California Governor Gavin Newsom, a darling of the progressive left and one of the most powerful governors in the country, has been very vocal about his happiness that Silicon Valley Bank’s depositors were bailed out.
He has been vocal about it without actually disclosing his ties to the bank, either. My colleague Bob Hoge wrote about this yesterday, though he did note that Newsom’s business holdings were in a blind trust that Newsom himself didn’t control. But, it’s actually worse for Newsom than that.
Newsom also had personal accounts at the bank, which makes his happiness a little more understandable. What’s more, his wife, Jennifer Siebel, has professional ties to the bank, according to The Intercept.
Newsom also didn’t mention his wife Jennifer Siebel’s professional ties to the bank. In 2021, Silicon Valley Bank gave $100,000 to the charity founded by Siebel, the California Partners Project, at the request of Newsom. John China, president of SVB Capital and responsible for SVB’s funds management, is himself a founding member of the California Partners Project’s board of directors.
Newsom added on Monday that he had been in close contact with the administration about SVB. “Over the last 48 hours, I have been in touch with the highest levels of leadership at the White House and Treasury,” Newsom said of SVB’s collapse in a statement released on Saturday. Asked about the nature of the interactions, the governor’s deputy communications director Brandon Richards did not respond.
So, Newsom’s praise of the bailout is a bit personal. Again, like the blind trust issue, the business ties aren’t exactly a smoking gun here. But things get a bit more suspicious because we now know that Newsom wasn’t just thrilled that it happened.
Nope. As my colleague mentioned in his story yesterday, Newsom was actually lobbying for it, and Business Insider has more on that.
California Gov. Gavin Newsom lobbied the White House and the Department of the Treasury about the pending bailout of Silicon Valley Bank, even as three of his private wineries had apparently been among the bank’s clients, according to a Tuesday report by Ken Klippenstein of the Intercept.
According to Klippenstein’s reporting, Newsom’s personal relationship with SVB went beyond the wineries. One anonymous former employee who handled Newsom’s finances told Klippenstein that Newsom “maintained personal accounts at SVB for years.”
[…]
On Saturday, Newsom’s office issued a statement that Newsom had “been in touch with the highest levels of leadership at the White House and Treasury.” He said the goal was to “stabilize” “the entire innovation ecosystem that has served as a tent pole for our economy.”

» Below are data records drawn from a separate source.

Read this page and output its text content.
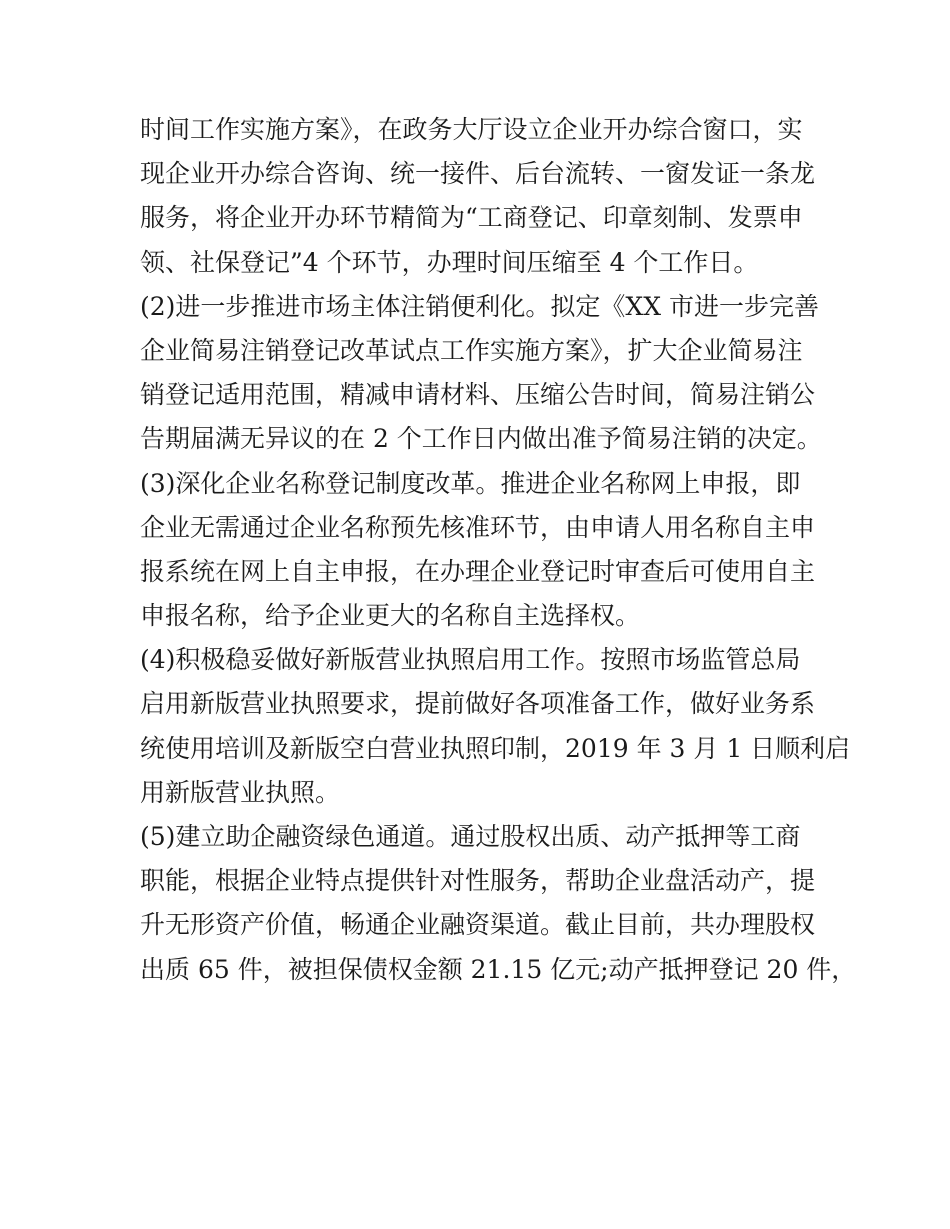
时间工作实施方案》，在政务大厅设立企业开办综合窗口，实
现企业开办综合咨询、统一接件、后台流转、一窗发证一条龙
服务，将企业开办环节精简为“工商登记、印章刻制、发票申
领、社保登记”4 个环节，办理时间压缩至 4 个工作日。
(2)进一步推进市场主体注销便利化。拟定《XX 市进一步完善
企业简易注销登记改革试点工作实施方案》，扩大企业简易注
销登记适用范围，精减申请材料、压缩公告时间，简易注销公
告期届满无异议的在 2 个工作日内做出准予简易注销的决定。
(3)深化企业名称登记制度改革。推进企业名称网上申报，即
企业无需通过企业名称预先核准环节，由申请人用名称自主申
报系统在网上自主申报，在办理企业登记时审查后可使用自主
申报名称，给予企业更大的名称自主选择权。
(4)积极稳妥做好新版营业执照启用工作。按照市场监管总局
启用新版营业执照要求，提前做好各项准备工作，做好业务系
统使用培训及新版空白营业执照印制，2019 年 3 月 1 日顺利启
用新版营业执照。
(5)建立助企融资绿色通道。通过股权出质、动产抵押等工商
职能，根据企业特点提供针对性服务，帮助企业盘活动产，提
升无形资产价值，畅通企业融资渠道。截止目前，共办理股权
出质 65 件，被担保债权金额 21.15 亿元;动产抵押登记 20 件，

That is, almost certainly, not legal.
As an elected official, Newsom is prohibited by state law from influencing a governmental decision “in which the official knows or has reason to believe the official has a financial interest.”
We don’t know if Newsom disclosed his holdings to the Biden administration when he lobbied for a bailout, but it’s clear that he was able to benefit from it. That is something that the people of California and the legislature should find interesting. It’s just a matter of whether or not anyone chooses to investigate, though – which, given where we are today, I am seriously doubting.